Improbable? Highly, of course, but if you can set aside your scruples, the story romps along with a great deal of panache.
I liked the chunks of Tume's diary best — Wright well invokes the brutality of the slave trade, and one can only shudder at the thought that being human incorporates such behaviour and attitudes as those displayed by the traders and slave owners.
Laura didn't really do it for me — she lost her camera twice, for heaven's sake, and dealt really badly with her relationship problems, sulking irritatingly for much of the second half of the book. While Mumbo Gumbo isn't chick lit, it has aspects of it, especially when it comes to Laura, whose faux, mouthy toughness, feisty vulnerability and proclivity for getting drunk are hallmarks of that genre.

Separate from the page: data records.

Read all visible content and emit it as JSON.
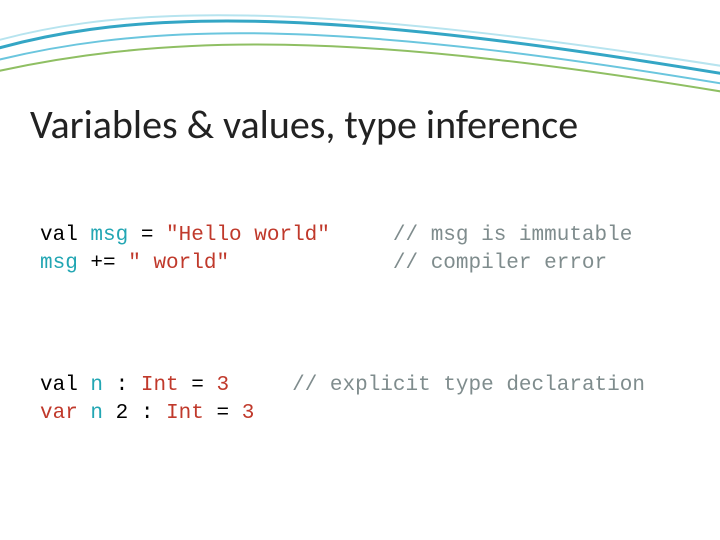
{
  "title": "Variables & values, type inference",
  "code": {
    "l1": {
      "kw": "val ",
      "id": "msg",
      "mid": " = ",
      "lit": "\"Hello world\"",
      "sp": "     ",
      "cmt": "// msg is immutable"
    },
    "l2": {
      "id": "msg",
      "mid": " += ",
      "lit": "\" world\"",
      "sp": "             ",
      "cmt": "// compiler error"
    },
    "l3": {
      "kw": "val ",
      "id": "n",
      "mid1": " : ",
      "type": "Int",
      "mid2": " = ",
      "lit": "3",
      "sp": "     ",
      "cmt": "// explicit type declaration"
    },
    "l4": {
      "kw": "var ",
      "id": "n",
      "n2": " 2",
      "mid1": " : ",
      "type": "Int",
      "mid2": " = ",
      "lit": "3"
    }
  }
}
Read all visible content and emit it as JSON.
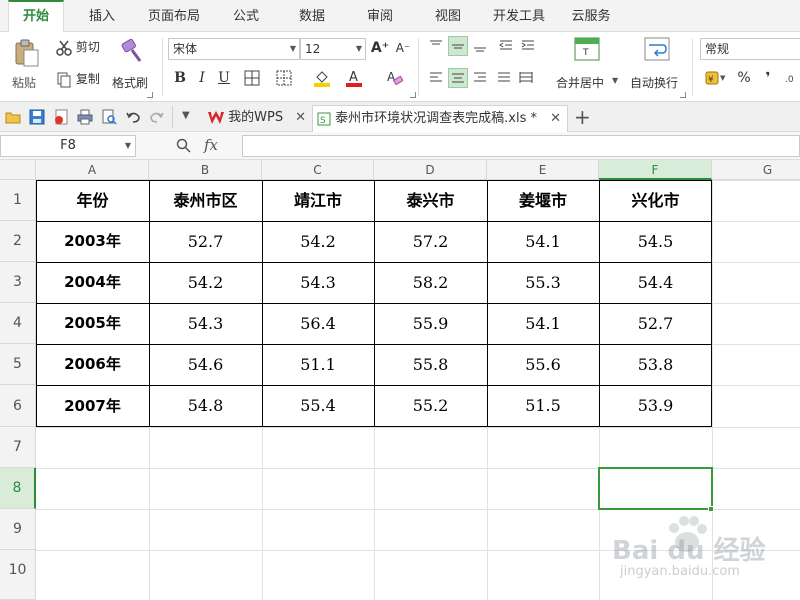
{
  "menu": {
    "tabs": [
      "开始",
      "插入",
      "页面布局",
      "公式",
      "数据",
      "审阅",
      "视图",
      "开发工具",
      "云服务"
    ]
  },
  "ribbon": {
    "paste_label": "粘贴",
    "cut_label": "剪切",
    "copy_label": "复制",
    "format_painter_label": "格式刷",
    "font_name": "宋体",
    "font_size": "12",
    "bold": "B",
    "italic": "I",
    "underline": "U",
    "font_grow": "A⁺",
    "font_shrink": "A⁻",
    "merge_center_label": "合并居中",
    "wrap_text_label": "自动换行",
    "number_format": "常规",
    "percent": "%",
    "comma": "❜"
  },
  "tabstrip": {
    "wps_tab": "我的WPS",
    "doc_tab": "泰州市环境状况调查表完成稿.xls *"
  },
  "formula_bar": {
    "name_box": "F8",
    "fx": "fx",
    "content": ""
  },
  "grid": {
    "columns": [
      "A",
      "B",
      "C",
      "D",
      "E",
      "F",
      "G"
    ],
    "rows": [
      "1",
      "2",
      "3",
      "4",
      "5",
      "6",
      "7",
      "8",
      "9",
      "10"
    ],
    "selected_cell": "F8"
  },
  "table": {
    "headers": [
      "年份",
      "泰州市区",
      "靖江市",
      "泰兴市",
      "姜堰市",
      "兴化市"
    ],
    "rows": [
      [
        "2003年",
        "52.7",
        "54.2",
        "57.2",
        "54.1",
        "54.5"
      ],
      [
        "2004年",
        "54.2",
        "54.3",
        "58.2",
        "55.3",
        "54.4"
      ],
      [
        "2005年",
        "54.3",
        "56.4",
        "55.9",
        "54.1",
        "52.7"
      ],
      [
        "2006年",
        "54.6",
        "51.1",
        "55.8",
        "55.6",
        "53.8"
      ],
      [
        "2007年",
        "54.8",
        "55.4",
        "55.2",
        "51.5",
        "53.9"
      ]
    ]
  },
  "watermark": {
    "brand": "Bai du 经验",
    "url": "jingyan.baidu.com"
  },
  "colors": {
    "accent": "#2e8b3e",
    "selection": "#3a9a3a"
  }
}
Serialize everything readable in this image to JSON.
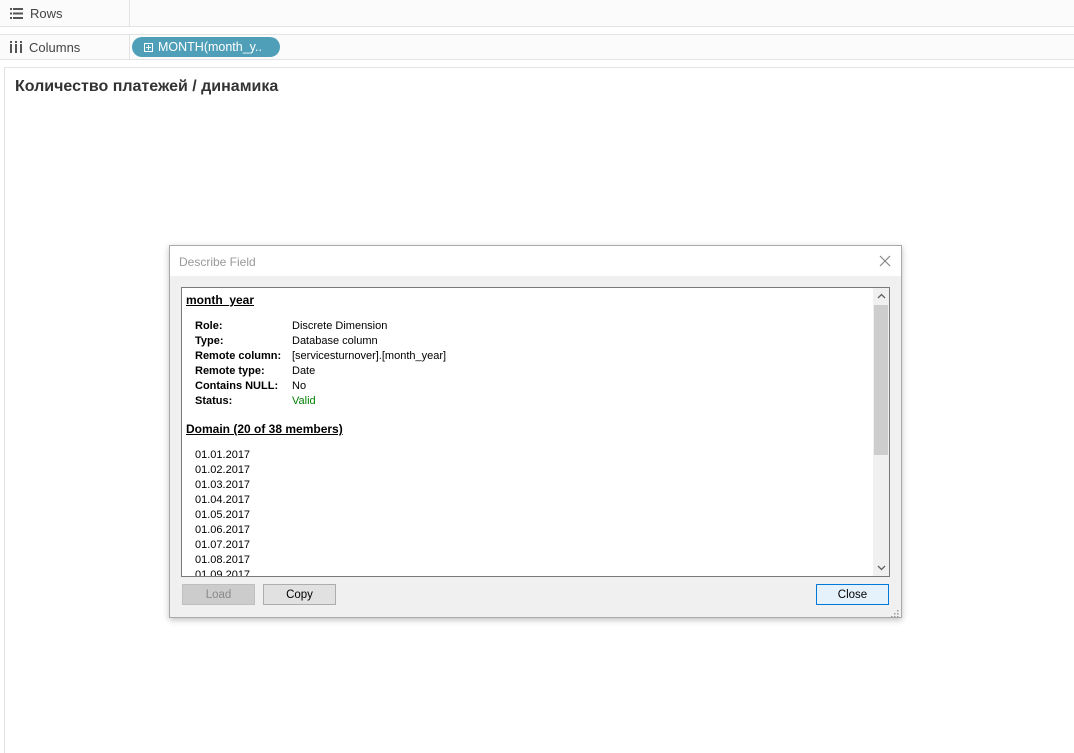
{
  "shelves": {
    "rows_label": "Rows",
    "columns_label": "Columns",
    "columns_pill": "MONTH(month_y.."
  },
  "sheet": {
    "title": "Количество платежей / динамика"
  },
  "dialog": {
    "title": "Describe Field",
    "field_name": "month_year",
    "properties": [
      {
        "key": "Role:",
        "value": "Discrete Dimension"
      },
      {
        "key": "Type:",
        "value": "Database column"
      },
      {
        "key": "Remote column:",
        "value": "[servicesturnover].[month_year]"
      },
      {
        "key": "Remote type:",
        "value": "Date"
      },
      {
        "key": "Contains NULL:",
        "value": "No"
      },
      {
        "key": "Status:",
        "value": "Valid"
      }
    ],
    "domain_heading": "Domain (20 of 38 members)",
    "domain_members": [
      "01.01.2017",
      "01.02.2017",
      "01.03.2017",
      "01.04.2017",
      "01.05.2017",
      "01.06.2017",
      "01.07.2017",
      "01.08.2017",
      "01.09.2017"
    ],
    "buttons": {
      "load": "Load",
      "copy": "Copy",
      "close": "Close"
    }
  },
  "colors": {
    "pill": "#4e9fb7",
    "valid": "#008000",
    "close_focus": "#0078d7"
  }
}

Random House's Black Swan imprint fills a gap in local mainstream fiction, packaging good, light, popular fiction. These books don't win the literary awards, but do strike a chord with the book-buying public. Jenny Pattrick's Denniston Rose and Sarah-Kate Lynch's Blessed Are and By Bread Alone, for instance, proved hugely successful and sat for months on the best-seller lists. Mumbo Gumbo is of that ilk: fun, romantic, plenty of plot going on, and all handled with unpretentious lightness and zest.